Replace -smp disable
with +S 2:2
in the script header. A similar 5-column
output is generated and plotted below,
Once again, the script is executed with 4 cores enabled, that is, using
the +S 4:4
switch and plotted below,
We can easily observe that,
- Whether parallel version or concurrent version, there is virtually no overhead introduced when utilizing multiple cores.
- Both parallel version and concurrent version can linearly scale with number of cores.
Parallel version is plotted on single-core, 2-core, and 4-core variants,
We can observe that parallel version scales linearly with number of cores.

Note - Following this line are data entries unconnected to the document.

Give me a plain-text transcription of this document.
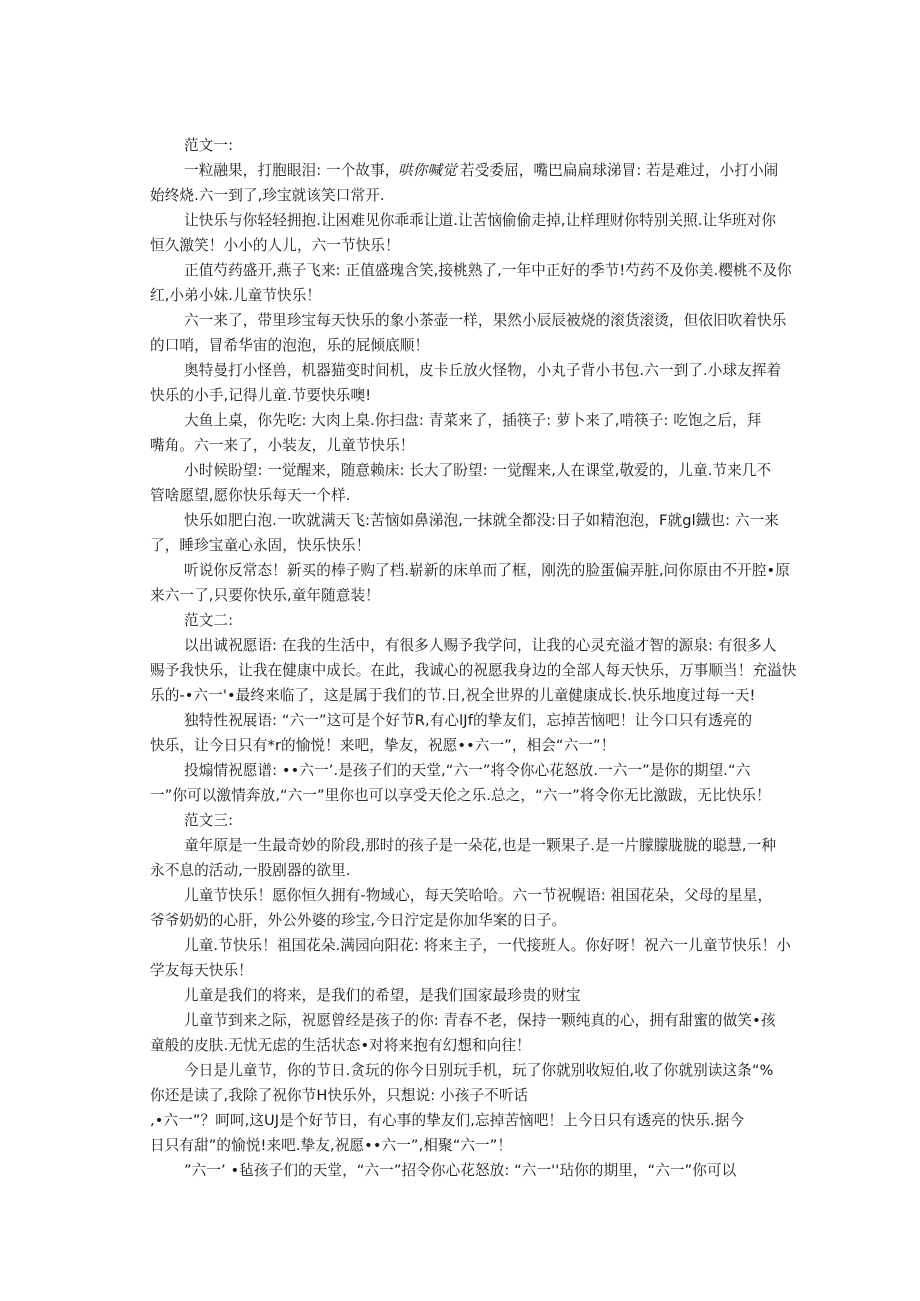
范文一:
一粒融果，打胞眼泪: 一个故事，
哄你喊觉 若受委屈，嘴巴扁扁球涕冒: 若是难过，小打小闹
始终烧.六一到了,珍宝就该笑口常开.
让快乐与你轻轻拥抱.让困难见你乖乖让道.让苦恼偷偷走掉,让样理财你特别关照.让华班对你
恒久激笑！小小的人儿，六一节快乐！
正值芍药盛开,燕子飞来: 正值盛瑰含笑,接桃熟了,一年中正好的季节!芍药不及你美.樱桃不及你
红,小弟小妹.儿童节快乐！
六一来了，带里珍宝每天快乐的象小茶壶一样，果然小辰辰被烧的滚货滚烫，但依旧吹着快乐
的口哨，冒希华宙的泡泡，乐的屁倾底顺！
奥特曼打小怪兽，机器猫变时间机，皮卡丘放火怪物，小丸子背小书包.六一到了.小球友挥着
快乐的小手,记得儿童.节要快乐噢!
大鱼上桌，你先吃: 大肉上臬.你扫盘: 青菜来了，插筷子: 萝卜来了,啃筷子: 吃饱之后，拜
嘴角。六一来了，小装友，儿童节快乐！
小时候盼望: 一觉醒来，随意赖床: 长大了盼望: 一觉醒来,人在课堂,敬爱的，儿童.节来几不
管啥愿望,愿你快乐每天一个样.
快乐如肥白泡.一吹就满天飞:苦恼如鼻涕泡,一抹就全都没:日子如精泡泡，F就gl鐡也: 六一来
了，睡珍宝童心永固，快乐快乐！
听说你反常态！新买的棒子购了档.崭新的床单而了框，刚洗的脸蛋偏弄脏,问你原由不开腔•原
来六一了,只要你快乐,童年随意装！
范文二:
以出诚祝愿语: 在我的生活中，有很多人赐予我学问，让我的心灵充溢才智的源泉: 有很多人
赐予我快乐，让我在健康中成长。在此，我诚心的祝愿我身边的全部人每天快乐，万事顺当！充溢快
乐的-•六一'•最终来临了，这是属于我们的节.日,祝全世界的儿童健康成长.快乐地度过每一天!
独特性祝展语: “六一”这可是个好节R,有心lJf的挚友们，忘掉苦恼吧！让今口只有透亮的
快乐，让今日只有*r的愉悦！来吧，挚友，祝愿••六一”，相会“六一”！
投煽情祝愿谱: ••六一’.是孩子们的天堂,“六一”将令你心花怒放.一六一”是你的期望.“六
一”你可以激情奔放,“六一”里你也可以享受天伦之乐.总之，“六一”将令你无比激跋，无比快乐！
范文三:
童年原是一生最奇妙的阶段,那时的孩子是一朵花,也是一颗果子.是一片朦朦胧胧的聪慧,一种
永不息的活动,一股剧器的欲里.
儿童节快乐！愿你恒久拥有-物域心，每天笑哈哈。六一节祝幌语: 祖国花朵，父母的星星，
爷爷奶奶的心肝，外公外婆的珍宝,今日泞定是你加华案的日子。
儿童.节快乐！祖国花朵.满园向阳花: 将来主子，一代接班人。你好呀！祝六一儿童节快乐！小
学友每天快乐！
儿童是我们的将来，是我们的希望，是我们国家最珍贵的财宝
儿童节到来之际，祝愿曾经是孩子的你: 青春不老，保持一颗纯真的心，拥有甜蜜的做笑•孩
童般的皮肤.无忧无虑的生活状态•对将来抱有幻想和向往！
今日是儿童节，你的节日.贪玩的你今日别玩手机，玩了你就别收短伯,收了你就别读这条“%
你还是读了,我除了祝你节H快乐外，只想说: 小孩子不听话
,•六一”？呵呵,这UJ是个好节日，有心事的挚友们,忘掉苦恼吧！上今日只有透亮的快乐.据今
日只有甜”的愉悦!来吧.挚友,祝愿••六一”,相聚“六一”！
”六一’ •毡孩子们的天堂，“六一”招令你心花怒放: “六一''玷你的期里，“六一”你可以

Concurrent version, when executed one after another using the same erlang process, is plotted on single-core, 2-core, and 4-core variants,
Shows that there is no improvement of using a concurrent version of the algorithm and neither a overhead of using it.
Performance for pathological cases ?
Let us apply sequential version and concurrent version of the algorithm for a pathological sudoku combination and measure its performance on different core-counts. A puzzle can be pathological when it leads the algorithm to backrack millions or billions of time before it end up on the right path.

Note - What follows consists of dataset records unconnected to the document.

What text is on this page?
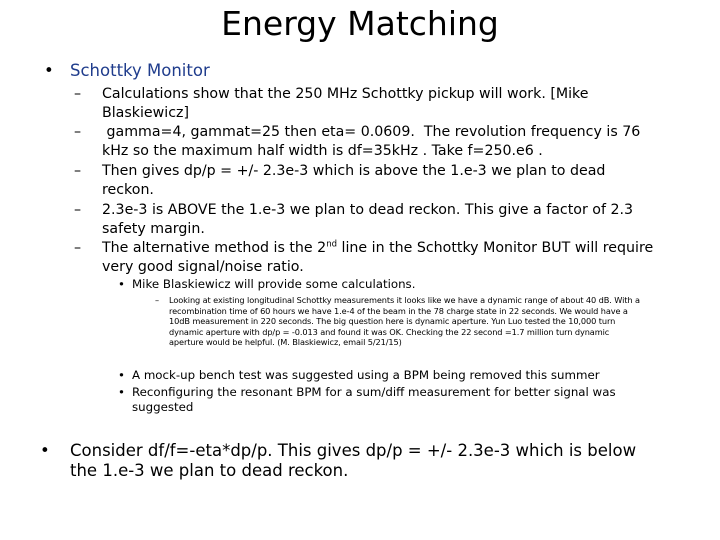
Energy Matching
• Schottky Monitor
–	Calculations show that the 250 MHz Schottky pickup will work. [Mike Blaskiewicz]
–	gamma=4, gammat=25 then eta= 0.0609.  The revolution frequency is 76 kHz so the maximum half width is df=35kHz . Take f=250.e6 .
–	Then gives dp/p = +/- 2.3e-3 which is above the 1.e-3 we plan to dead reckon.
–	2.3e-3 is ABOVE the 1.e-3 we plan to dead reckon. This give a factor of 2.3 safety margin.
–	The alternative method is the 2nd line in the Schottky Monitor BUT will require very good signal/noise ratio.
• Mike Blaskiewicz will provide some calculations.
–	Looking at existing longitudinal Schottky measurements it looks like we have a dynamic range of about 40 dB. With a recombination time of 60 hours we have 1.e-4 of the beam in the 78 charge state in 22 seconds. We would have a 10dB measurement in 220 seconds. The big question here is dynamic aperture. Yun Luo tested the 10,000 turn dynamic aperture with dp/p = -0.013 and found it was OK. Checking the 22 second =1.7 million turn dynamic aperture would be helpful. (M. Blaskiewicz, email 5/21/15)
• A mock-up bench test was suggested using a BPM being removed this summer
• Reconfiguring the resonant BPM for a sum/diff measurement for better signal was suggested
•	Consider df/f=-eta*dp/p. This gives dp/p = +/- 2.3e-3 which is below the 1.e-3 we plan to dead reckon.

I have added two puzzle files priv/long3.term and long4.term, both having a pathological case.
First we will solve the pathological case with sequential version,
$ bin/sudoku -f priv/long3.term # SMP disabled
Time taken to evaluate: 3988177uS # 3.9 Seconds
Then with concurrent version, on different number of cores.

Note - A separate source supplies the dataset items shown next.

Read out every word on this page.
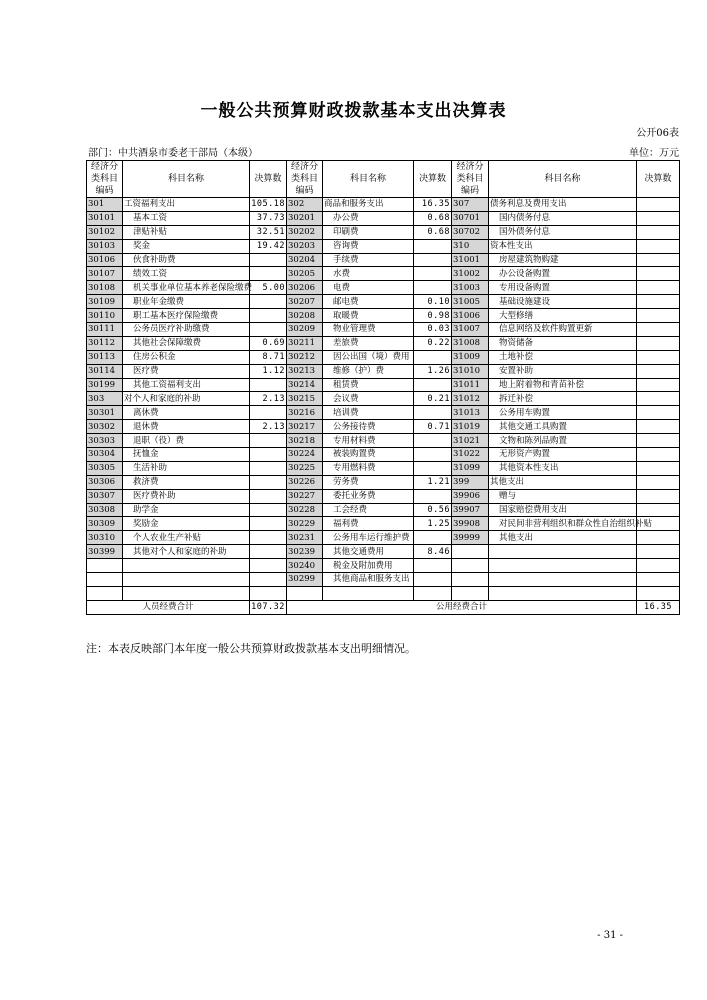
一般公共预算财政拨款基本支出决算表
公开06表
部门：中共酒泉市委老干部局（本级）	单位：万元
经济分类科目编码	科目名称	决算数	经济分类科目编码	科目名称	决算数	经济分类科目编码	科目名称	决算数
301	工资福利支出	105.18	302	商品和服务支出	16.35	307	债务利息及费用支出	
30101	基本工资	37.73	30201	办公费	0.68	30701	国内债务付息	
30102	津贴补贴	32.51	30202	印刷费	0.68	30702	国外债务付息	
30103	奖金	19.42	30203	咨询费		310	资本性支出	
30106	伙食补助费		30204	手续费		31001	房屋建筑物购建	
30107	绩效工资		30205	水费		31002	办公设备购置	
30108	机关事业单位基本养老保险缴费	5.00	30206	电费		31003	专用设备购置	
30109	职业年金缴费		30207	邮电费	0.10	31005	基础设施建设	
30110	职工基本医疗保险缴费		30208	取暖费	0.98	31006	大型修缮	
30111	公务员医疗补助缴费		30209	物业管理费	0.03	31007	信息网络及软件购置更新	
30112	其他社会保障缴费	0.69	30211	差旅费	0.22	31008	物资储备	
30113	住房公积金	8.71	30212	因公出国（境）费用		31009	土地补偿	
30114	医疗费	1.12	30213	维修（护）费	1.26	31010	安置补助	
30199	其他工资福利支出		30214	租赁费		31011	地上附着物和青苗补偿	
303	对个人和家庭的补助	2.13	30215	会议费	0.21	31012	拆迁补偿	
30301	离休费		30216	培训费		31013	公务用车购置	
30302	退休费	2.13	30217	公务接待费	0.71	31019	其他交通工具购置	
30303	退职（役）费		30218	专用材料费		31021	文物和陈列品购置	
30304	抚恤金		30224	被装购置费		31022	无形资产购置	
30305	生活补助		30225	专用燃料费		31099	其他资本性支出	
30306	救济费		30226	劳务费	1.21	399	其他支出	
30307	医疗费补助		30227	委托业务费		39906	赠与	
30308	助学金		30228	工会经费	0.56	39907	国家赔偿费用支出	
30309	奖励金		30229	福利费	1.25	39908	对民间非营利组织和群众性自治组织补贴	
30310	个人农业生产补贴		30231	公务用车运行维护费		39999	其他支出	
30399	其他对个人和家庭的补助		30239	其他交通费用	8.46			
			30240	税金及附加费用				
			30299	其他商品和服务支出				

人员经费合计		107.32	公用经费合计					16.35
注：本表反映部门本年度一般公共预算财政拨款基本支出明细情况。
- 31 -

$ bin/sudoku -t -f priv/long3.term # SMP with 4 cores
Time taken to evaluate: 195572uS # 195 milliseconds
$ bin/sudoku -t -f priv/long3.term # SMP with 2 cores
Time taken to evaluate: 415335uS # 415 milliseconds
$ bin/sudoku -t -f priv/long3.term # SMP disabled
Time taken to evaluate: 1078302uS # 1 second
-t
switch enables the concurrent mode, we can see that between 4 cores and 2
cores there is 2x improvement because the concurrent logic is making use of
the extra cores. But what will surprise us is that,
concurrent version performs 4x better even on a single-core. And with 4 cores, performance improves to 20x. How does that happen ? welcome to swarm algorithms !!
Swarm algorithm
A backtracking algorithm becomes a swarm algorithm when it explores as many path as possible simultaneously, thus it avoids spending time on bad bath. In many cases the number of steps in a backtracking algorithm is not more than couple of hundred, and we find that, given enough execution time for the good path it gets completed quick enough. Note that swarm algorithm does not remove the exponential complexity of backtracking logic - but it gives a great deal on performance.
This experiment might also teach us that concurrent programming is not just about multiple cores.
Long ago, I wrote a similar Sudoku puzzle solver in C / Linux, but the best part of writing it in Erlang is the way it prompted me to re-design the algorithm for concurrency. In C, I would have never thought of spawning a new process for every choice it makes, but here it was only natural.
That is how a language can affect our creativity, be it for programming or for poetry. And it is those simple and unassuming things that changes one’s perspective.